The stately villa of cream stone belongs to the Izzeddin family. They long ago fled to faraway Aley, leaving the house to the displaced. The tomatoes sit untended, and the vines of wild cucumber known as miqti have shriveled without water. The iron gates are open, and down the sidewalk, around the house, through a half-closed metal door, is the dimly lit, unfinished basement.
Hezbollah's radio station, al-Nour, and the BBC played inside. Along the floor, each family had staked out space, throwing down blankets and mattresses. No one has enough drinking water. Occasionally, the youngest men will run to the houses, bringing back food. Elderly women cook it -- rice, potatoes, cucumbers and tomatoes picked from the villa's garden -- over a tiny stove hooked up to a blue kerosene tank. Alongside the stove was a pile of logs, for heat in the blustery Lebanese winter.
"If we run out of food, we'll eat this," Kasani said.
"Everyone here is the same," he went on. "Someone gives me bread, someone gives me food. Then I give when I have it."

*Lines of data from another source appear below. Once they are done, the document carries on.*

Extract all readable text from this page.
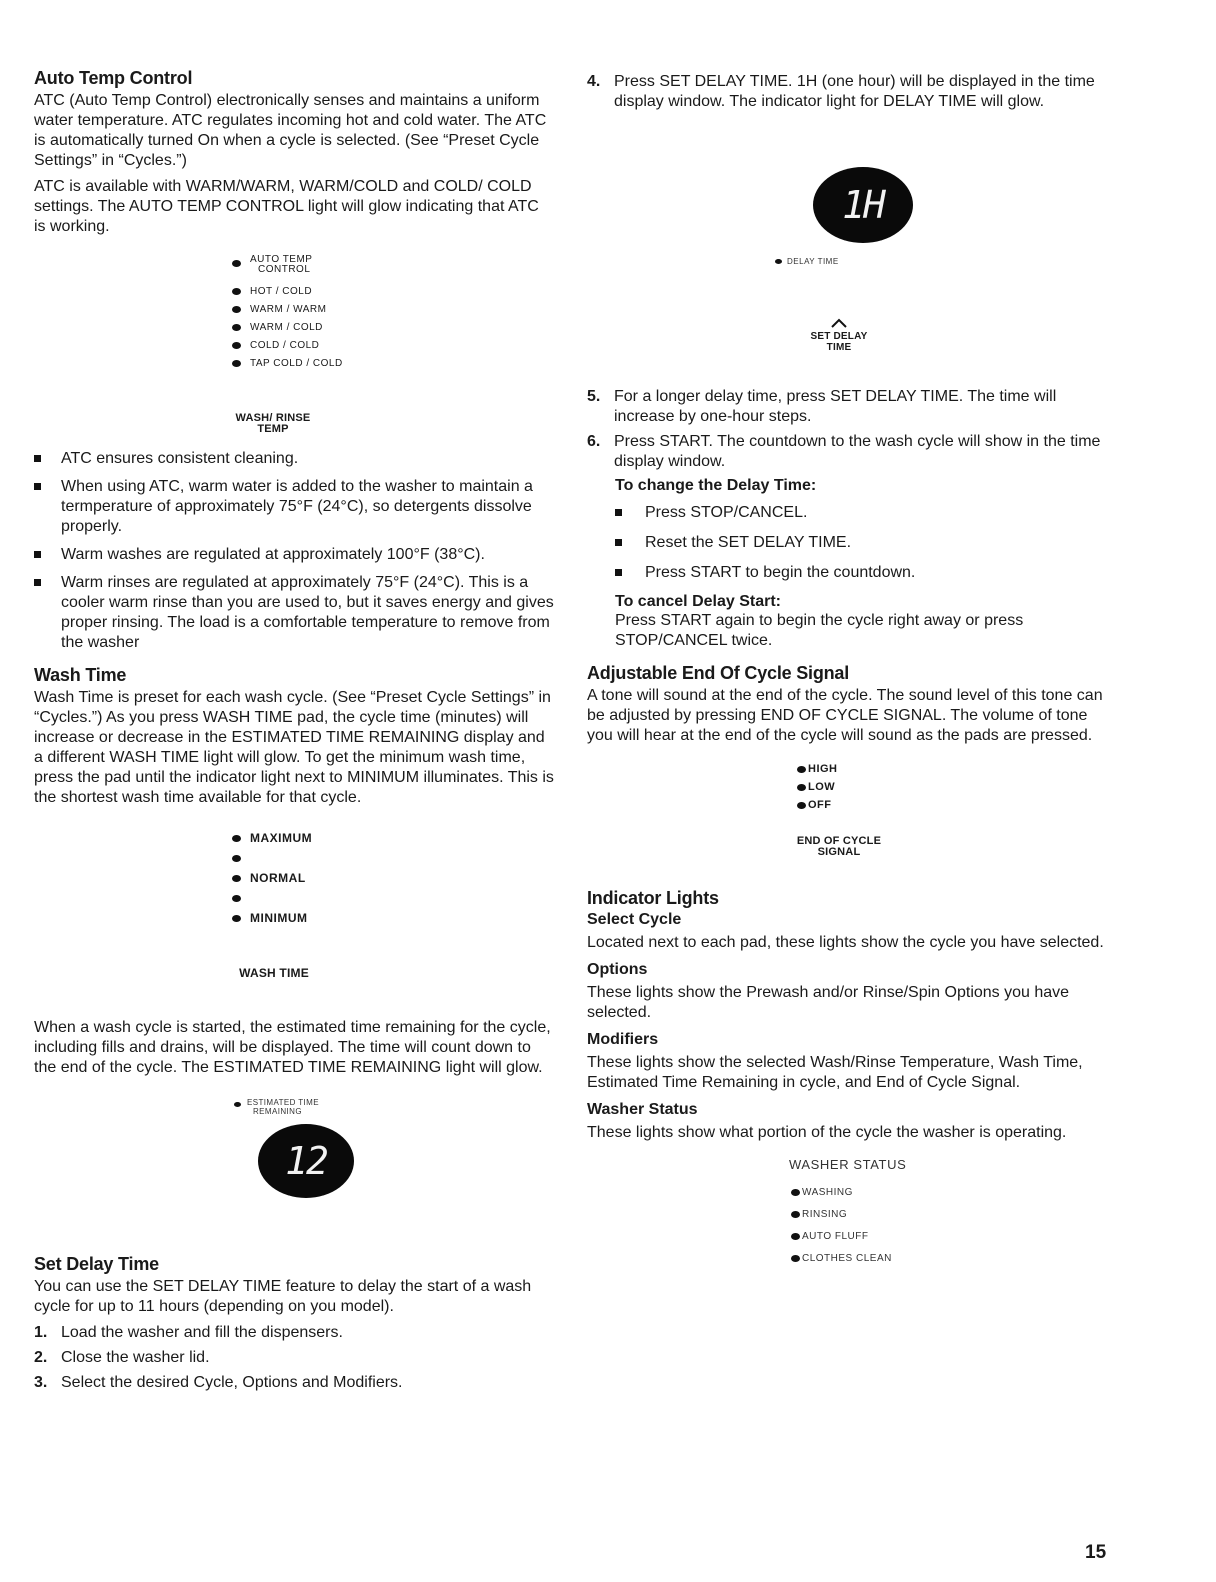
Auto Temp Control

ATC (Auto Temp Control) electronically senses and maintains a uniform water temperature. ATC regulates incoming hot and cold water. The ATC is automatically turned On when a cycle is selected. (See “Preset Cycle Settings” in “Cycles.”)

ATC is available with WARM/WARM, WARM/COLD and COLD/ COLD settings. The AUTO TEMP CONTROL light will glow indicating that ATC is working.

AUTO TEMP
CONTROL
HOT / COLD
WARM / WARM
WARM / COLD
COLD / COLD
TAP COLD / COLD
WASH/ RINSE
TEMP
ATC ensures consistent cleaning.
When using ATC, warm water is added to the washer to maintain a termperature of approximately 75°F (24°C), so detergents dissolve properly.
Warm washes are regulated at approximately 100°F (38°C).
Warm rinses are regulated at approximately 75°F (24°C). This is a cooler warm rinse than you are used to, but it saves energy and gives proper rinsing. The load is a comfortable temperature to remove from the washer
Wash Time

Wash Time is preset for each wash cycle. (See “Preset Cycle Settings” in “Cycles.”) As you press WASH TIME pad, the cycle time (minutes) will increase or decrease in the ESTIMATED TIME REMAINING display and a different WASH TIME light will glow. To get the minimum wash time, press the pad until the indicator light next to MINIMUM illuminates. This is the shortest wash time available for that cycle.

MAXIMUM
NORMAL
MINIMUM
WASH TIME

When a wash cycle is started, the estimated time remaining for the cycle, including fills and drains, will be displayed. The time will count down to the end of the cycle. The ESTIMATED TIME REMAINING light will glow.

ESTIMATED TIME
REMAINING
12
Set Delay Time

You can use the SET DELAY TIME feature to delay the start of a wash cycle for up to 11 hours (depending on you model).

1. Load the washer and fill the dispensers.
2. Close the washer lid.
3. Select the desired Cycle, Options and Modifiers.
4. Press SET DELAY TIME. 1H (one hour) will be displayed in the time display window. The indicator light for DELAY TIME will glow.
1H
DELAY TIME
SET DELAY
TIME
5. For a longer delay time, press SET DELAY TIME. The time will increase by one-hour steps.
6. Press START. The countdown to the wash cycle will show in the time display window.
To change the Delay Time:
Press STOP/CANCEL.
Reset the SET DELAY TIME.
Press START to begin the countdown.
To cancel Delay Start:

Press START again to begin the cycle right away or press STOP/CANCEL twice.

Adjustable End Of Cycle Signal

A tone will sound at the end of the cycle. The sound level of this tone can be adjusted by pressing END OF CYCLE SIGNAL. The volume of tone you will hear at the end of the cycle will sound as the pads are pressed.

HIGH
LOW
OFF
END OF CYCLE
SIGNAL
Indicator Lights
Select Cycle

Located next to each pad, these lights show the cycle you have selected.

Options

These lights show the Prewash and/or Rinse/Spin Options you have selected.

Modifiers

These lights show the selected Wash/Rinse Temperature, Wash Time, Estimated Time Remaining in cycle, and End of Cycle Signal.

Washer Status

These lights show what portion of the cycle the washer is operating.

WASHER STATUS
WASHING
RINSING
AUTO FLUFF
CLOTHES CLEAN
15
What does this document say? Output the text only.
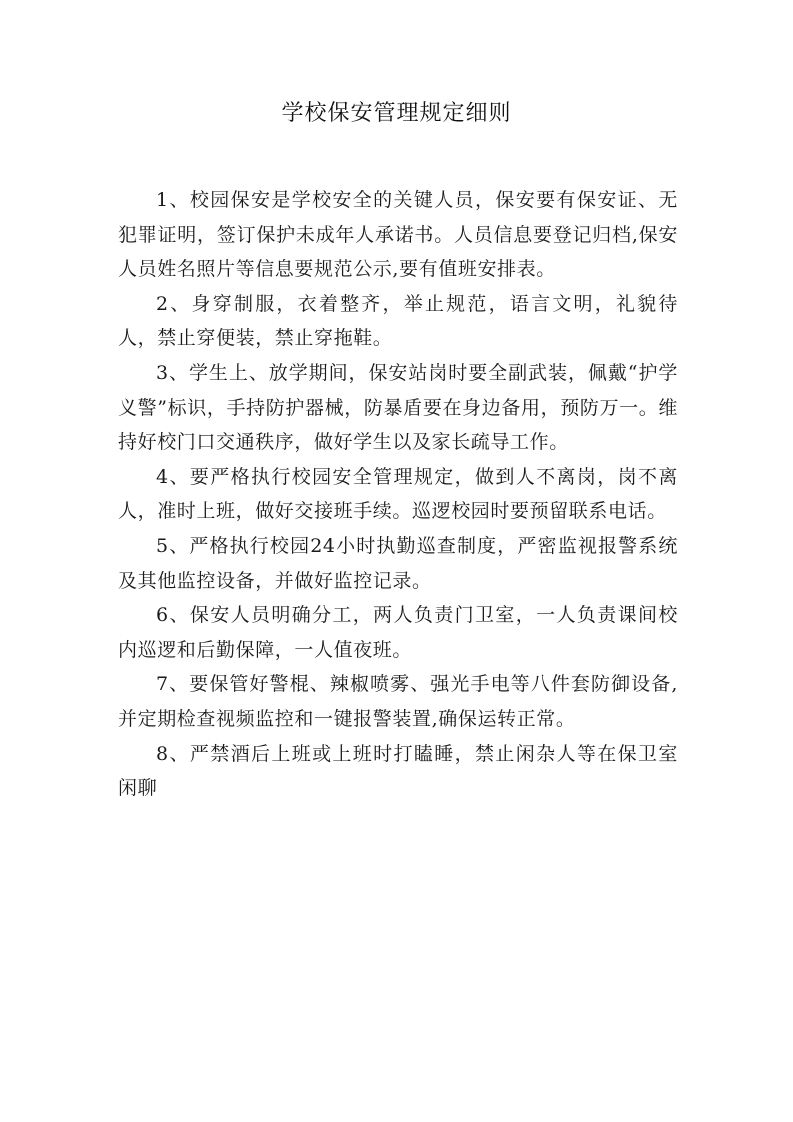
学校保安管理规定细则

1、校园保安是学校安全的关键人员，保安要有保安证、无犯罪证明，签订保护未成年人承诺书。人员信息要登记归档,保安人员姓名照片等信息要规范公示,要有值班安排表。

2、身穿制服，衣着整齐，举止规范，语言文明，礼貌待人，禁止穿便装，禁止穿拖鞋。

3、学生上、放学期间，保安站岗时要全副武装，佩戴“护学义警”标识，手持防护器械，防暴盾要在身边备用，预防万一。维持好校门口交通秩序，做好学生以及家长疏导工作。

4、要严格执行校园安全管理规定，做到人不离岗，岗不离人，准时上班，做好交接班手续。巡逻校园时要预留联系电话。

5、严格执行校园24小时执勤巡查制度，严密监视报警系统及其他监控设备，并做好监控记录。

6、保安人员明确分工，两人负责门卫室，一人负责课间校内巡逻和后勤保障，一人值夜班。

7、要保管好警棍、辣椒喷雾、强光手电等八件套防御设备,并定期检查视频监控和一键报警装置,确保运转正常。

8、严禁酒后上班或上班时打瞌睡，禁止闲杂人等在保卫室闲聊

He grabbed Rida Zalzali, 36. "This is my brother," he said. He pointed to Iman Naseer, 38. "This is my sister."
Four-year-old Rayan Zalzali handed a visitor a candy bar. Others offered a fig, a drink of water, even a tissue.
"No one here lives on their own," Kasani said.
On this day, the bombing outside the basement was near-constant. Israel repeated its warning that everyone in the south must flee north of the Litani River "immediately." Missiles fell every few minutes on Srifa, a village across the valley, where dozens of people are believed to be buried in the rubble. The most distant booms barely elicited a response. Those nearer drew the attention of the people huddled in the basement.
"Did you hear that?" an elderly woman asked, a question that seemed to seek comfort more than confirmation.